Leaving Everything Most Loved by Jacqueline Winspear, January 2014, 352 pages, Allison and Busby, ISBN: 0749014598

Reviewed by Susan White.
(Read more of Susan's reviews for Euro Crime here.)

Maisie Dobbs is a private investigator living in London and this novel is based in 1933. Maisie brings her training and education to solve those cases often left unsolved by the police. In this case, a brother travels from India to ask her help in solving the murder of his sister who has been found shot through her forehead.

The more Maisie searches into the life of Usha, the more she grows concerned about the fate of Indian women brought to England by British families as cheap child care and domestic help who are often mistreated or abandoned when not needed anymore. The mystery of Usha's death starts in India and is a story of lost love and obsession.

This story engages on quite a lot of levels. It is based in the period building up to World War II, when a lot of people have not yet recovered from the trauma and loss of WWI and the beginning of the end of the Empire when many British families are leaving their quite privileged lives to return to a country changed forever.

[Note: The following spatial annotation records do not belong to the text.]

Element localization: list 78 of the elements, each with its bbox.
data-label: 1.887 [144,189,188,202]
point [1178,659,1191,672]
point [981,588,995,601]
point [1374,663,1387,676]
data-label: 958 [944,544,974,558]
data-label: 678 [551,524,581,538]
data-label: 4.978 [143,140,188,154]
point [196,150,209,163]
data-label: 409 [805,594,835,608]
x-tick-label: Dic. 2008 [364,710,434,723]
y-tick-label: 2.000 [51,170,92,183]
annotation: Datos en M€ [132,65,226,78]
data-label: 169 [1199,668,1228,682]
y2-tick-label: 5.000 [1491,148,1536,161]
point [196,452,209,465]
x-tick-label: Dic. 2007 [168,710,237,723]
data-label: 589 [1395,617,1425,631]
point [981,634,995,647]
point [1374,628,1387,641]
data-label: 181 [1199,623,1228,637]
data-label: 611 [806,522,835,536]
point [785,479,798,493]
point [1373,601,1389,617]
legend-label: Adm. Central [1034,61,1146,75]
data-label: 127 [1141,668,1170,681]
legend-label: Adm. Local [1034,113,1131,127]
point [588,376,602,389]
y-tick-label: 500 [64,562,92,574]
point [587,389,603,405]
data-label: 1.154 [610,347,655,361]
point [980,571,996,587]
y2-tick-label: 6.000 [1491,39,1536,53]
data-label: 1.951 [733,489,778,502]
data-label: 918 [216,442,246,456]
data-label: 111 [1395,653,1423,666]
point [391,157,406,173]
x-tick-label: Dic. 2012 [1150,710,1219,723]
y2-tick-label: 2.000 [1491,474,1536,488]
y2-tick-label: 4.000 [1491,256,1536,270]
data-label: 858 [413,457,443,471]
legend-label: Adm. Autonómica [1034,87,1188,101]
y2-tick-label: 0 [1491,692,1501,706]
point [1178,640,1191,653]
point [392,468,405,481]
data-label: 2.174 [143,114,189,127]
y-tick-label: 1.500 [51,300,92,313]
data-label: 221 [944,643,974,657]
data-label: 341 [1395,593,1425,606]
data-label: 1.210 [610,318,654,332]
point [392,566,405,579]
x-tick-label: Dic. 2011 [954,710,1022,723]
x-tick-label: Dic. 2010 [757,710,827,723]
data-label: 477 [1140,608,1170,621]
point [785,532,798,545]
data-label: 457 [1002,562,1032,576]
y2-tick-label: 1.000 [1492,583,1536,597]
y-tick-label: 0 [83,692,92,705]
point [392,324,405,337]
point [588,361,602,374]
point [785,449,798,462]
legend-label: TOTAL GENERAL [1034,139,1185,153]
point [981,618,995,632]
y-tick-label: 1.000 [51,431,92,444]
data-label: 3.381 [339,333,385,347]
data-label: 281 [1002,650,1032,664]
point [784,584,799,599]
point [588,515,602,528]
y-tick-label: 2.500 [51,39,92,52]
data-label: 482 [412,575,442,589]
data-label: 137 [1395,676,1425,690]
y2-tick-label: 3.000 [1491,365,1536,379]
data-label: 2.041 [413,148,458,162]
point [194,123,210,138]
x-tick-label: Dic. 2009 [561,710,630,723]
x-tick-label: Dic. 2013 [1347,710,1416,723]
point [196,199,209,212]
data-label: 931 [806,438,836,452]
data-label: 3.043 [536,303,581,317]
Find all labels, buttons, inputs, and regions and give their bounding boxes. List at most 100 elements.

The story also covers the reasons that some people emigrated to England for a better life or to earn enough money to improve their families' lives in the country they have left behind - a topic that resonates with the present.

Maisie's interest in understanding the motivation of people's actions and the subsequent consequences makes this a much more interesting read than a pure mystery solving. The crimes in these books are always almost domestic in their scale - even though the consequences of them are terrible, often resulting in death.

Jacqueline Winspear reminds me of classic crime novelists such as Barbara Pym and Josephine Tey but also modern authors such as Sophie Hannah in her interest in the psychology of the crime and its participants. The author always provides a good read, but an interesting one and I always learn something new - but never feel that she is showing her knowledge off.

This is the tenth in the series featuring Maisie Dobbs.